This article is in the I Wish I'd Written Category
I Wish I’d Written: Frank Cottrell Boyce
Carnegie Medal winner Frank Cottrell Boyce on a book that is both hilarious and profound…
In case you’re ever asked the question – which book do you wish you’d written? – the correct answer is Truckers . Any other answer is simply wrong. All of Pratchett’s books are interesting of course. He gets more ideas onto the fly leaf than Ian McEwan has got into his entire career. Truckers though is something special, even by Pratchett’s standards. The premise is that a race of gnomes lives in a department store whose slogan is ‘Everything Under One Roof’ – a slogan which they take a bit too seriously. They have come to believe that it means there is no life at all outside the store. They’ve made the store itself into a kind of religion, whose memento mori is ‘Everything Must Go’ and whose Death figure is a demon called ‘Prices Slashed’. The problem is that the store is about to be demolished.

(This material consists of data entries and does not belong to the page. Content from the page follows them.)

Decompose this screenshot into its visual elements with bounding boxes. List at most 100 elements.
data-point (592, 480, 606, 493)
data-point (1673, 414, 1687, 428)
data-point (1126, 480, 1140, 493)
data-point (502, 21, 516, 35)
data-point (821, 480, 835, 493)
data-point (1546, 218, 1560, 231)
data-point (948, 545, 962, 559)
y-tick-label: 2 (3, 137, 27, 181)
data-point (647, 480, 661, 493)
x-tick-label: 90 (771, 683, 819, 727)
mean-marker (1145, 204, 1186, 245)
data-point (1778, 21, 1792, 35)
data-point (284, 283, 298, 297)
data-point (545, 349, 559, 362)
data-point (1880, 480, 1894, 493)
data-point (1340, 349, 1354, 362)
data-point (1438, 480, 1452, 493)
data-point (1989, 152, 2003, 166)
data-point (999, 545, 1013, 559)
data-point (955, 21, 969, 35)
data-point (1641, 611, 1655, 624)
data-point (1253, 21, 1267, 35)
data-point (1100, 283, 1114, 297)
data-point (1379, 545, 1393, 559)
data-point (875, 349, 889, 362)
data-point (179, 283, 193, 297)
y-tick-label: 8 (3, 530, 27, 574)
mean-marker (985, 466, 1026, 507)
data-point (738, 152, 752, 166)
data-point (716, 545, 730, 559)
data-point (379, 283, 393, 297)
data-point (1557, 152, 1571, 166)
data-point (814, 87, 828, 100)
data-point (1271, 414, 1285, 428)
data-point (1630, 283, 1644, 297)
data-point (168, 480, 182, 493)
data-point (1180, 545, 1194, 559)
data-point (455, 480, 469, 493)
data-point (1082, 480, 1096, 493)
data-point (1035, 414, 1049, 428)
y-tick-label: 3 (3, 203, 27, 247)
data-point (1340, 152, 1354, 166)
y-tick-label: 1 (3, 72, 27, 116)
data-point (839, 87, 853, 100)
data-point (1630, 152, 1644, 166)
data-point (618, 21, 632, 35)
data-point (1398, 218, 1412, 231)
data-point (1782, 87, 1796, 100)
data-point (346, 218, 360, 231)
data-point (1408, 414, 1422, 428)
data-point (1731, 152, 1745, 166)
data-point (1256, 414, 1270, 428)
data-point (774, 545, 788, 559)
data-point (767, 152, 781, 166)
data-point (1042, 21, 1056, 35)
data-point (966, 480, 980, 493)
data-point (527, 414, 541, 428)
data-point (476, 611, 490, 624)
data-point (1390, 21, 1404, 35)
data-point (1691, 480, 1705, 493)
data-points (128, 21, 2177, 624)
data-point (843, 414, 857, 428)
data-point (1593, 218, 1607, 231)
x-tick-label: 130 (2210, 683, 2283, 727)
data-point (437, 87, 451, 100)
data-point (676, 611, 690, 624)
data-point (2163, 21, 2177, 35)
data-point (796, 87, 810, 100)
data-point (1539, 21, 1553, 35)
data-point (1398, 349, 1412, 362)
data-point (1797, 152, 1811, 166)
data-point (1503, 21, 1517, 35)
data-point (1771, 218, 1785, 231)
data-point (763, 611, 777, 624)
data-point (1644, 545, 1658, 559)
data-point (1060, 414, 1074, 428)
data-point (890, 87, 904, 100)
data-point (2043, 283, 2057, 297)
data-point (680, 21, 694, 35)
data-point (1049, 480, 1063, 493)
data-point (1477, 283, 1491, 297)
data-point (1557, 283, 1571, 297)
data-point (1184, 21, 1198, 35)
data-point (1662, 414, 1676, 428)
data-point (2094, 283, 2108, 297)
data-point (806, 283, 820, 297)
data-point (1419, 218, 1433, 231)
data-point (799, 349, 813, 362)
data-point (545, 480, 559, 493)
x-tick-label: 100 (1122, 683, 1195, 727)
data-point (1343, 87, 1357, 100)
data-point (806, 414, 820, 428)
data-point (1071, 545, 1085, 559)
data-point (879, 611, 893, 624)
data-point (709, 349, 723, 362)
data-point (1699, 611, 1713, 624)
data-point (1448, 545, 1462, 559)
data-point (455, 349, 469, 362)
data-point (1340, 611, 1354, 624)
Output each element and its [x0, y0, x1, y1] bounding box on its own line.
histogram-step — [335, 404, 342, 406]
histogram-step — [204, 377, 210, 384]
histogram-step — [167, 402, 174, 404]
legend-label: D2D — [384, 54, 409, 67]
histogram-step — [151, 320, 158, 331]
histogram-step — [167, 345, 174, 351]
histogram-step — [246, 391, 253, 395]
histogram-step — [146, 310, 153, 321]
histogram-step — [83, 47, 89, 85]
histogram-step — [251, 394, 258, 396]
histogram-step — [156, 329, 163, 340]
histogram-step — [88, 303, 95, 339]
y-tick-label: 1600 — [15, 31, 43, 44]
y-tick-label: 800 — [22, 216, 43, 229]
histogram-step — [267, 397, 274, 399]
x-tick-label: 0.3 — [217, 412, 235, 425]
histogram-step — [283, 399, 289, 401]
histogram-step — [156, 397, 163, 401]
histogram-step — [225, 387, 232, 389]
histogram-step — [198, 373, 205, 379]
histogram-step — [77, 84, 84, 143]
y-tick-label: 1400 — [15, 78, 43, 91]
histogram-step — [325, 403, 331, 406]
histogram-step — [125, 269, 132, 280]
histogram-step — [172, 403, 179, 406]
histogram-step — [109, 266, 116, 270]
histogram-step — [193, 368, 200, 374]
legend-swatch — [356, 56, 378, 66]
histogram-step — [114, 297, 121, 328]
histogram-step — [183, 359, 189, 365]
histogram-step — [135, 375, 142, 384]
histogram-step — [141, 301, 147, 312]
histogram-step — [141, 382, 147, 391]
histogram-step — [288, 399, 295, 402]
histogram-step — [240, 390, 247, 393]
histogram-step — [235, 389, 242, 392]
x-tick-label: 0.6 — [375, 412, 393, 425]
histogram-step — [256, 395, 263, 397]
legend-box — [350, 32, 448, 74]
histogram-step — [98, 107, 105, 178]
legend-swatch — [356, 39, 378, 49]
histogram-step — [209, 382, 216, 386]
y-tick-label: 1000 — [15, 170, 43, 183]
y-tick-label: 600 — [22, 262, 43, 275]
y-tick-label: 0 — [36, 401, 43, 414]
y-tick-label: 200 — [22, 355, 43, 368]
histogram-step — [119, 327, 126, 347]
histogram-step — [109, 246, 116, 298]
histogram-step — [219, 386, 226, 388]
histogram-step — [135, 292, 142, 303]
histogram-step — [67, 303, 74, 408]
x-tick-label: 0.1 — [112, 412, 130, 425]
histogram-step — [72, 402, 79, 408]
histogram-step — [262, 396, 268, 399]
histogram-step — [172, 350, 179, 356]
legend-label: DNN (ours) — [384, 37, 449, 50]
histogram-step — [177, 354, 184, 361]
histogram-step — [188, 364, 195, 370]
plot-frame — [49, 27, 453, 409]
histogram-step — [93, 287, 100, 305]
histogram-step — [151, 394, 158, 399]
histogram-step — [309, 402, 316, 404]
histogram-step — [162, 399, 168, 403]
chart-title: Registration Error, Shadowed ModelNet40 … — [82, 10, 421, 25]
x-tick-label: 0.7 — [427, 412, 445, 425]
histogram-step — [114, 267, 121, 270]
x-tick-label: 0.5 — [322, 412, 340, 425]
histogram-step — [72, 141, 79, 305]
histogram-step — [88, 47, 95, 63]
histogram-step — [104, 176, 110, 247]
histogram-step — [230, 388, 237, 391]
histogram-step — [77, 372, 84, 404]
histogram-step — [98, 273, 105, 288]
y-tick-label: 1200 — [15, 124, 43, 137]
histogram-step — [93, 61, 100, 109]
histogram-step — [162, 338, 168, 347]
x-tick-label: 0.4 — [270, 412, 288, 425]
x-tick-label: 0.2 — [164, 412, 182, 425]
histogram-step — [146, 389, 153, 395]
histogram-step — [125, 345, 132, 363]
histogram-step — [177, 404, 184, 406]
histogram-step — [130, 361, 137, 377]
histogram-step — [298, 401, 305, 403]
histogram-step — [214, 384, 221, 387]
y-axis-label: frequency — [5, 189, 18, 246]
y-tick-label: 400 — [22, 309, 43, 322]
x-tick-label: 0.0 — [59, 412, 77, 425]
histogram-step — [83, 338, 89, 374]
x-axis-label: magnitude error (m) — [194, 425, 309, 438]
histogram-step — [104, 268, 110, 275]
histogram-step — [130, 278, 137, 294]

When I first heard the idea, I gasped with envy. But when I read the book my envy evaporated. The idea is both hilarious and profound. But probably only Terry Pratchett could make it that hilarious and that profound. It’s also oddly believable. The exasperating and whiney Granny Morky is one of the most convincing characters I’ve ever come across, while the hero’s unwavering but quietly resented loyalty to her and her fellow gnomes is the kind of emotion that shapes of our lives but seldom appears in literature.
If Voltaire had gone to the Trafford Centre with Jonathan Swift, this is the book they might have written afterwards.
Truckers by Terry Pratchett is published by Corgi (0 552 55108 2, £4.99 pbk). Frank Cottrell Boyce’s latest book, Framed , is published by Macmillan (1 405 04858 1, £9.99 hbk).